Green growth and separation
Although it originated mainly from academic work, such as Kenneth E. Boulding’s 1966 opposition to the “cowboy economy” and the economy of “Space Shuttle Earth,” dealing with resource scarcity, the circular economy would largely be established thereafter. its practical employees (companies, institutions, NGOs).
The meanings are certainly varied, but researchers nevertheless think that a “hegemonic” definition exists, in the sense that the latter will dominate and discredit other potential views.
In this relatively consensual sense, the goal would be to “decouple” natural resource use and environmental impacts from economic growth, creating the possibility of infinite growth in a finite world. Waste becomes an additional resource necessary to reduce costs and create value in production processes.
The circular economy would then become a means of preserving and standardizing current production and consumption methods that fail to respond to environmental challenges, the idea of decoupling growth and environmental impacts has been criticized by numerous studies showing its impossibility.
Nevertheless, many questions have arisen in the face of this conceptualization and the very limited ability of such a circular economy to respond to environmental and social issues.
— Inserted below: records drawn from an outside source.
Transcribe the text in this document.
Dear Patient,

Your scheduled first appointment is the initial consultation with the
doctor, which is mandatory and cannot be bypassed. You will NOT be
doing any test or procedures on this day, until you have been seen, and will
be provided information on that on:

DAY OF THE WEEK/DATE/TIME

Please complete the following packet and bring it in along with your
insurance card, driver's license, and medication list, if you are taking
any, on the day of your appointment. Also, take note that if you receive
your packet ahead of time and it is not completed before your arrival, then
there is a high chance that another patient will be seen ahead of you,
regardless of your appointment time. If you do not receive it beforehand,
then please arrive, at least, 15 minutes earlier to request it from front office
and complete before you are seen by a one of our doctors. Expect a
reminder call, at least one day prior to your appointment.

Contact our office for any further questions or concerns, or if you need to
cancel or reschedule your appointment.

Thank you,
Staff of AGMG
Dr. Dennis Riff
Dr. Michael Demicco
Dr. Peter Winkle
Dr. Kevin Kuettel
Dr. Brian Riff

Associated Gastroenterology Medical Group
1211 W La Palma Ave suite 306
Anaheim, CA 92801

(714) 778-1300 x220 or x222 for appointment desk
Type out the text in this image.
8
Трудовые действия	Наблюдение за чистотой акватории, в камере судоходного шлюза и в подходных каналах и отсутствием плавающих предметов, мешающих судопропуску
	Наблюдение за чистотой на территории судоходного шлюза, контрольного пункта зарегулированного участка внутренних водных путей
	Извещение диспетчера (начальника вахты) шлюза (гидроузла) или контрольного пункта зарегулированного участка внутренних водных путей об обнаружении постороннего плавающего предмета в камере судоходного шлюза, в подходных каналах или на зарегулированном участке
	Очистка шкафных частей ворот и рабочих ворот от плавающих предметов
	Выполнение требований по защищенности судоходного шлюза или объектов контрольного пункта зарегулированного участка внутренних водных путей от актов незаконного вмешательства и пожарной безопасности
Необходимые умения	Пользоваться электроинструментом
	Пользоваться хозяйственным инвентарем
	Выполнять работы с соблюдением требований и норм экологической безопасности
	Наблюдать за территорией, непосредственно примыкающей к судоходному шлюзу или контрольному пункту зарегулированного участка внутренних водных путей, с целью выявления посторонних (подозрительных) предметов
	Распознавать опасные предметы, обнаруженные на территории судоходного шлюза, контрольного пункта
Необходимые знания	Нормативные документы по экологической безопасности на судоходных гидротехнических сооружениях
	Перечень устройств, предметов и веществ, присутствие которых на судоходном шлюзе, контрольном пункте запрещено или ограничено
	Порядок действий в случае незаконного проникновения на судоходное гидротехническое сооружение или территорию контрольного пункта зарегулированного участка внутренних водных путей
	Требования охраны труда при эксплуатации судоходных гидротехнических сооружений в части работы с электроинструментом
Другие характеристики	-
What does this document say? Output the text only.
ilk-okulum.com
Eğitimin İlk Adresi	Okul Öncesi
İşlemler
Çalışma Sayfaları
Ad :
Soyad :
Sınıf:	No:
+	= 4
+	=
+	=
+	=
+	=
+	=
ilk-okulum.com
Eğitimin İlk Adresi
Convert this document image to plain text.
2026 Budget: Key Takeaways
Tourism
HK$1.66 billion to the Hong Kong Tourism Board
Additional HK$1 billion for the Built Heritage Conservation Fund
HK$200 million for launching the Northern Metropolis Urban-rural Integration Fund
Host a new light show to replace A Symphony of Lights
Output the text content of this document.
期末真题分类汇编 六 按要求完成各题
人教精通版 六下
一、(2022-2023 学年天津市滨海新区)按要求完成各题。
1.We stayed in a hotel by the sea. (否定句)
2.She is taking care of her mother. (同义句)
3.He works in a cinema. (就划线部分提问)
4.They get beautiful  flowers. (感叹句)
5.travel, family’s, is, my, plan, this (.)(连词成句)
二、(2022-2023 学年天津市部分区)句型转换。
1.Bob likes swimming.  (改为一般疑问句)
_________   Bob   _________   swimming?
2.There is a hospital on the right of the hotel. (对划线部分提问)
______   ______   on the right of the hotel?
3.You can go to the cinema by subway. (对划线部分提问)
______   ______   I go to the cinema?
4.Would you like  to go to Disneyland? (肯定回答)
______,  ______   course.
For example, the rebound effect or the energy consumption of the recycling sector is put forward as an obstacle to true circularity.
A question of growth
Many researchers have really emphasized the need to develop a systemic approach to growth and the idea of separation. For many, GDP growth is incompatible with meeting our environmental challenges. Because a system like ours cannot escape the generation of waste, they have sought to develop new concepts of the circular economy, particularly to integrate issues of social justice.
For example, researchers have shown that there are four approaches to circularity today. Among these, the fossil economy is incompatible with sustainability, and technological responses are not necessarily sufficient for decoupling. Such an approach would especially favor new forms of governance.
A new concept of circular economy
Such a view can already be supported by certain so-called “alternative” organizations. In France, they would be part of the social and solidarity economy. By promoting solidarity and responsibility, such initiatives can build new representations of the circular economy through their goals.
Because they will have more opportunities to innovate and do so in ways that challenge the existing paradigm, they will have greater opportunities and will be able to pre-determine a new vision of sustainability, especially by responding to social and environmental challenges. justice. For example, by promoting democratic governance and non-profit or limited profit-making, SSE will provide a framework for action for local socio-ecological transition.
It is in such a context that a large European research project called “BLUEPRINT for circular economy” is being registered. One of its objectives will be to understand the relationship between social and solidarity enterprises and the development of the circular economy in order to provide tools and models adapted to the transition.
About the authors:
Lucie Wiart. Doctor of Management, Neoma Business School.
Nicholas Beaufort. Economies of Ecological Transition, Neoma Business School.
This article is republished from The Conversation under a Creative Commons license. Read the original article.